Deciding What to Learn Next is Hard

I have an ever present restlessness when it comes to figuring out what to learn next. It's a source of agitation and sometimes stress. It's even more unhealthy when I feel that way at times when I can do nothing about it, especially during some much needed downtime.

I have learned about myself a lot over the last few years. One personality trait is the need to set goals and conquer new frontiers. I am not happy unless I have a list of things I want to achieve. This list - sometimes terribly long - is a source of my restlessness.

Another trait is a persistent fear of missing out. I don't want to miss out on family fun or a party or a meetup or news or ... you get the idea. This is one more source of stress. I just want to be everywhere at once doing all the things that I can be a part of.

Realizing these two traits has helped me chart a course for future. I have cut down my list of goals guided by a handful of principles:

  • My faith is a very important part of my existence
  • My kids must get introduced to opportunities I never had
  • Help humans in need
  • Play with technology that interests me

The last principle has really focused my attention on a few things I find interesting today. Python is my bread and butter and I enjoy working with it everyday. UNIX - Linux since about 2006 and recently FreeBSD - is a great sandbox to play in and learn from. ARM architecture in general but Raspberry Pi in particular is a compelling toy-to-serious-work technology.

Some areas of technology competing for my time and attention are programming, testing, documentation, and devops. I can't be doing all these simultaneously and thus arises a need to prioritize.

My work experience tends to make me want the skills involved in lower level programming - things like network protocol massive traffic generators and modern communication systems - where I have comprehensive control over each instruction executed. I have not written such things because my roles were usually in support of those who wrote those things. I feel and fear that somehow I am missing out on the joy and adulation these roles involve; that a low level programmer is a "real" programmer and I'm not.

These feelings are further inflated when I interview for roles involving programming and whiteboard coding gets involved. Here's an open secret: I suck at whiteboard coding interviews. Of all the employers who have ever hired me, just one asked me to write code on a whiteboard for a full day. For all others I wrote not a single character of code before getting hired. When I leave a whiteboard coding interview my self esteem is at its lowest.

As my current and previous coworkers will attest I have hunger, passion, and skills to excel at the roles I was hired for. I have never shied away from a challenge and I don't recall a single instance where a challenge got the better of me in the long run. Nevertheless, the interview process has now become so monotonous, tedious, and unimaginative that any candidate who does not fit in a square hole gets rejected. This is hard for any candidate but harder for those who suffer from impostor syndrome.

These rejections propel me to try to become even better. This feeds into my todo list of technologies to learn. And thus the conundrum of what to learn next.

This blog post was inspired by Wargala from Reddit.

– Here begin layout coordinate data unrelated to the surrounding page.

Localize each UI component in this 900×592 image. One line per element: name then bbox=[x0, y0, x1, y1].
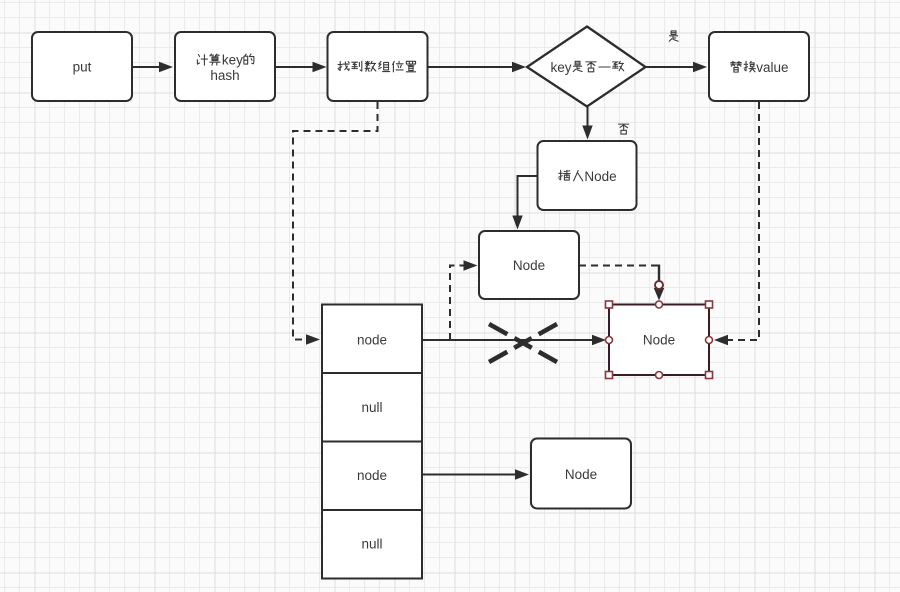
box compute key hash bbox=[175, 32, 275, 101]
wire diamond to insert-node bbox=[582, 107, 592, 140]
box put bbox=[32, 32, 132, 101]
svg-text:hash: hash bbox=[210, 68, 239, 83]
svg-text:Node: Node bbox=[584, 169, 616, 184]
wire array cell3 to node-lower bbox=[422, 469, 529, 479]
dashed wire junction to node-upper bbox=[450, 260, 478, 340]
svg-text:key: key bbox=[222, 52, 243, 67]
array table bbox=[322, 305, 422, 579]
svg-text:put: put bbox=[73, 60, 92, 75]
box insert node bbox=[538, 141, 637, 210]
svg-text:null: null bbox=[361, 400, 382, 415]
wire array cell1 to node-selected bbox=[422, 335, 606, 345]
wire insert-node to node-upper bbox=[512, 176, 537, 230]
box node selected bbox=[609, 305, 709, 376]
dashed wire node-upper to node-selected top bbox=[579, 265, 664, 301]
svg-text:Node: Node bbox=[643, 333, 675, 348]
decision diamond key equal bbox=[527, 27, 646, 107]
dashed wire find-slot down to array bbox=[293, 102, 378, 345]
svg-text:node: node bbox=[357, 333, 387, 348]
endpoint circle marker bbox=[655, 281, 663, 289]
box node upper bbox=[479, 231, 579, 299]
box find array slot bbox=[328, 32, 428, 101]
wire put to hash bbox=[132, 62, 173, 72]
svg-text:Node: Node bbox=[513, 258, 545, 273]
box replace value bbox=[709, 32, 809, 101]
svg-text:key: key bbox=[551, 60, 572, 75]
label yes bbox=[669, 31, 678, 41]
dashed wire replace-value to node-selected right bbox=[714, 102, 759, 345]
svg-text:Node: Node bbox=[565, 467, 597, 482]
wire hash to find-slot bbox=[275, 62, 327, 72]
wire diamond to replace-value bbox=[646, 62, 708, 72]
X cross-out mark bbox=[489, 324, 557, 362]
box node lower bbox=[531, 439, 631, 509]
selection handles bbox=[606, 301, 713, 379]
label no bbox=[619, 124, 629, 134]
wire find-slot to diamond bbox=[428, 62, 527, 72]
svg-text:node: node bbox=[357, 468, 387, 483]
svg-text:value: value bbox=[756, 60, 788, 75]
svg-text:null: null bbox=[361, 537, 382, 552]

There's no reason why you should be stressing about something that makes
someone else rich.

When I thought about this I understood a flaw in my thinking: I have been trying to please a future potential employer by trying to fit the square they think their next candidate should fit. Instead I should be learning the things that interest me and work for employers who value my skills and passion.

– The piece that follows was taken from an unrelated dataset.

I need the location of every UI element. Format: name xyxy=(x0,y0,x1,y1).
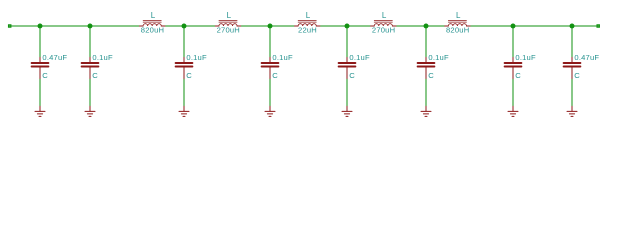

With newfound clarity I feel relief. I am no longer bound by the definitions of some unknown person. If I can program in Python, admin a FreeBSD box, configure using Salt, and write documentation in reStructuredText then Wallah that is all I need to satisfy my compulsion to learn.

All that said my next goals are to learn FreeBSD, Erlang, and maybe sneak in Rust when I can.

Erlang is a paradigm shift from my previous experience and I am excited to embark on that journey. Rust will have to wait until I get bored of Erlang. FreeBSD is my new OS of choice on a Raspberry Pi and there is a lot it still has to teach me.

After a long read if there is anything you may want to take from it: do not let others decide what you spend your time learning. Learn what excites and compels you. There are better things you could be doing than trying to fit a square hole when you're a person with a unique shape.